Soby sagt, dass die Aufgabe des Komitees darin bestand, Formulierungs- und Formatierungsfehler zu überprüfen, und dass es daher an den Laboren selbst lag, eine wissenschaftliche Prüfung vorzunehmen. Sie sagt, das sei angemessen, da sie die Experten auf diesem Gebiet seien. Doch einer dieser Forscher, Utyonkov, war der Meinung, dass die Chemiegewerkschaft 15 unabhängige Experten rekrutiert hatte, um die wissenschaftliche Überprüfung vorzunehmen. Er nahm an, dass er und zwei Kollegen aus Dubna gebeten worden waren, nur Fakten und Zahlen in den Berichten zu überprüfen. „Ich weiß nicht, wie wir als unabhängige Gutachter angesehen werden können“, sagt er.
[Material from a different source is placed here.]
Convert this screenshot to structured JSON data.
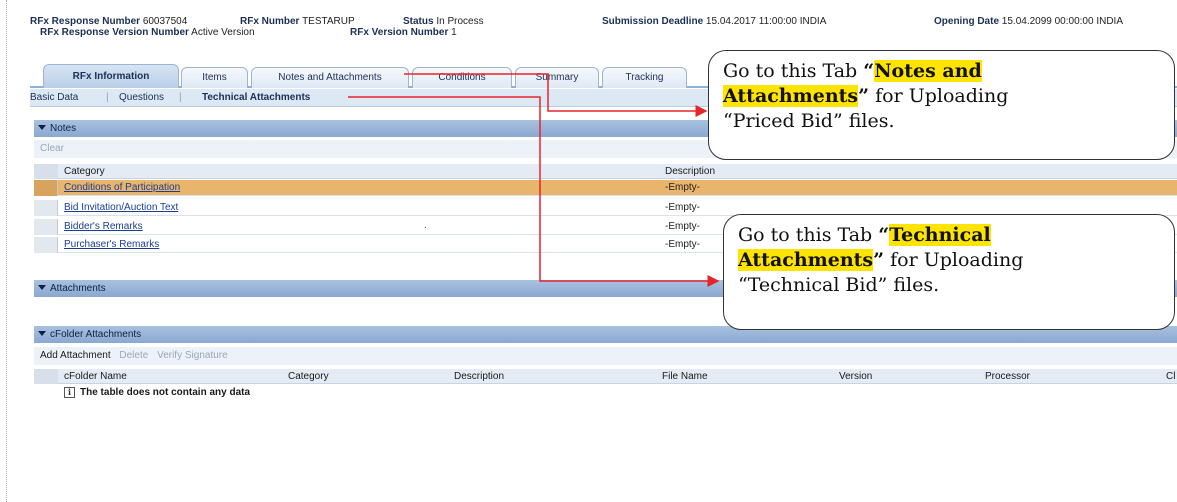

Rückblickend wünscht sich Jarlskog, dass sie und der Rest der Physik-Gemeinschaft genauer darauf geachtet hätten, wie der gesamte Bewertungsprozess abgeschlossen wurde, insbesondere die Begutachtung der Schlussfolgerungen des JWP. „Ich werde Albträume darüber haben, wie nachlässig wir gewesen sind.“

Um die aufgeworfenen Bedenken auszuräumen, haben sich die beiden Verbände auf neue Verfahren für die Bewertung zukünftiger Elemente geeinigt. Nach den geänderten Regeln, die im Mai veröffentlicht wurden (siehe go.nature.com/2ji1gv4), werden die Präsidenten der IUPAC und der IUPAP nun jeweils die Möglichkeit haben, die Ergebnisse der JWPs zu überprüfen, bevor sie ihre Schlussfolgerungen gemeinsam bekannt geben. Dazu werden sie ein unabhängiges Peer-Review-Verfahren neben dem von Pure and Applied Chemistry durchführen.

McKellar sagt, dass die Änderungen einen positiven Effekt haben werden. „Jede Gewerkschaft hat ein gutes Maß an Vertrauen entwickelt, indem sie gemeinsam daran gearbeitet haben“, sagt er.

Aber diese Änderungen werden einige Kritiker, wie Jarlskog, nicht zufriedenstellen. „Ich glaube einfach nicht, dass die neuen Regeln etwas ändern werden“, sagt sie.